Yesterday, Nvidia presented as expected the new generation of Geforce, RTX 30series based on the Ampere architecture. In addition to the fact that the new architecture means more efficient rendering, Nvidia has crammed in more cuda cores than ever before.
The “entry-level model” RTX 3070 also has significantly more cuda cores than the previous generation top model RTX 2080 Ti. This indicates that the entire 30-series will offer really good performance in both games and professional programs.
As you can see in the table below, all three new cards have greatly upgraded specifications. They have, for example, hdmi 2.1 which means support for significantly higher resolutions, hdcp 2.3 for the latest copy protection and several of the cards have more memory than before.
A big difference is also how much power the cards draw. That Nvidia has invested a lot in cooling and raising the maximum power was clear even before the launch, and if we look at the sheer numbers, we see that the company is not kidding. RTX 3070 draws 220 watts, about as much as RTX 2080. RTX 3080, which replaces that card, draws 320 watts – 95 watts (42%) more than its predecessor. RTX 3090 draws even a little more with 350 watts.

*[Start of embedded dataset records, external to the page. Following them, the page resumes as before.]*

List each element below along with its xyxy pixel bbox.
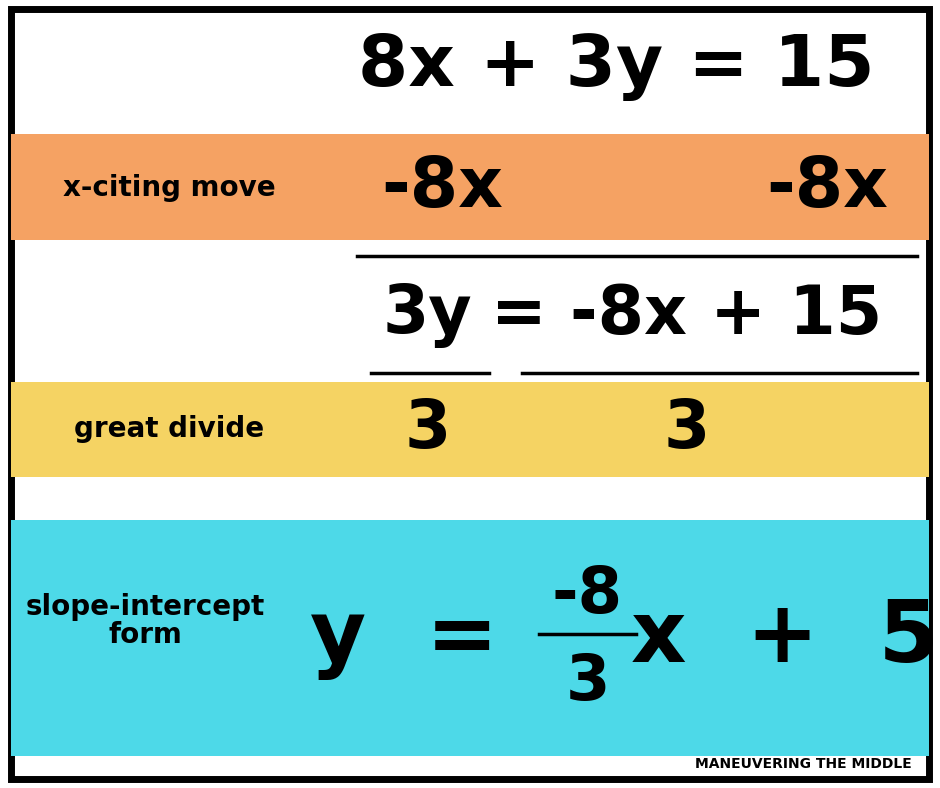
Text: slope-intercept: slope-intercept <box>26 593 265 621</box>
Text: -8: -8 <box>552 564 623 626</box>
Bar <box>11 134 929 240</box>
Text: y  =: y = <box>310 597 498 680</box>
Text: 3: 3 <box>565 651 610 712</box>
Text: form: form <box>109 621 182 649</box>
Text: 3: 3 <box>404 396 451 463</box>
FancyBboxPatch shape <box>11 9 929 779</box>
Text: 8x + 3y = 15: 8x + 3y = 15 <box>358 32 874 102</box>
Text: -8x: -8x <box>766 154 888 221</box>
Text: x-citing move: x-citing move <box>63 173 275 202</box>
Text: MANEUVERING THE MIDDLE: MANEUVERING THE MIDDLE <box>695 756 912 771</box>
Bar <box>11 382 929 477</box>
Text: great divide: great divide <box>74 415 264 444</box>
Text: -8x: -8x <box>381 154 503 221</box>
Text: 3: 3 <box>663 396 710 463</box>
Text: = -8x + 15: = -8x + 15 <box>491 282 882 348</box>
Text: 3y: 3y <box>383 282 473 348</box>
Text: x  +  5: x + 5 <box>631 597 939 680</box>
Bar <box>11 520 929 756</box>
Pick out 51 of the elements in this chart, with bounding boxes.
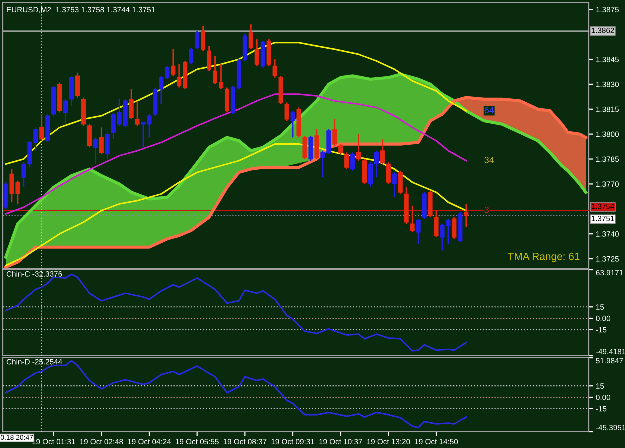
candlestick [428, 190, 433, 218]
candlestick [464, 203, 469, 228]
candlestick [99, 126, 104, 155]
candlestick [392, 172, 397, 198]
candlestick [242, 34, 248, 62]
line-series [5, 360, 468, 429]
candlestick [416, 218, 421, 245]
annotation: TMA Range: 61 [508, 252, 580, 262]
candlestick [135, 100, 140, 127]
text: 64 [484, 107, 494, 114]
candlestick [207, 46, 212, 72]
candlestick [356, 134, 362, 162]
text: 3 [484, 206, 489, 214]
candlestick [189, 47, 194, 66]
candlestick [410, 205, 415, 234]
candlestick [452, 216, 457, 240]
candlestick [105, 132, 110, 160]
candlestick [314, 128, 320, 160]
candlestick [434, 210, 439, 238]
line-series [5, 94, 468, 215]
candlestick [87, 124, 92, 148]
candlestick [171, 48, 176, 77]
text: 34 [484, 156, 494, 164]
candlestick [386, 162, 391, 185]
candlestick [195, 30, 200, 50]
candlestick [362, 158, 368, 185]
candlestick [380, 138, 385, 165]
candlestick [290, 110, 296, 138]
candlestick [338, 144, 344, 155]
candlestick [266, 38, 272, 67]
candlestick [302, 135, 308, 160]
candlestick [308, 135, 314, 162]
candlestick [4, 182, 8, 210]
candlestick [398, 170, 403, 195]
candlestick [422, 192, 427, 220]
candlestick [201, 26, 206, 52]
candlestick [75, 72, 80, 98]
candlestick [344, 152, 350, 170]
candlestick [272, 58, 278, 79]
candlestick [260, 40, 266, 69]
line-series [5, 42, 468, 166]
candlestick [93, 136, 98, 165]
candlestick [254, 38, 260, 67]
candlestick [248, 24, 254, 50]
candlestick [350, 152, 356, 172]
candlestick [284, 102, 290, 122]
candlestick [64, 98, 68, 126]
candlestick [70, 75, 74, 107]
candlestick [332, 118, 338, 147]
candlestick [224, 87, 230, 114]
candlestick [129, 88, 134, 120]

To get rid of all the heat all this electricity generates, the cards have also become larger. All three are longer but 3090 stands out. It goes from 2080 Ti’s 26.7 to a full 31.2 centimeters. In other words, the card requires a really large chassis.
More electricity also means a higher recommended minimum power on the power supply. The new cards require at least 650 (3070) and 750 (3080, 3090) watts, respectively.
Nvidia has also published a graph comparing the performance of the RTX 2070S (the already slightly hot-headed Super version) and the 2080S against the 3070 and 3080 in five games.
Judging by the graph, the difference between the different cards in the 30-series is greater than before, and both of these cards are real upgrades. 3070 is faster than 2080S in all games, with a pretty good margin.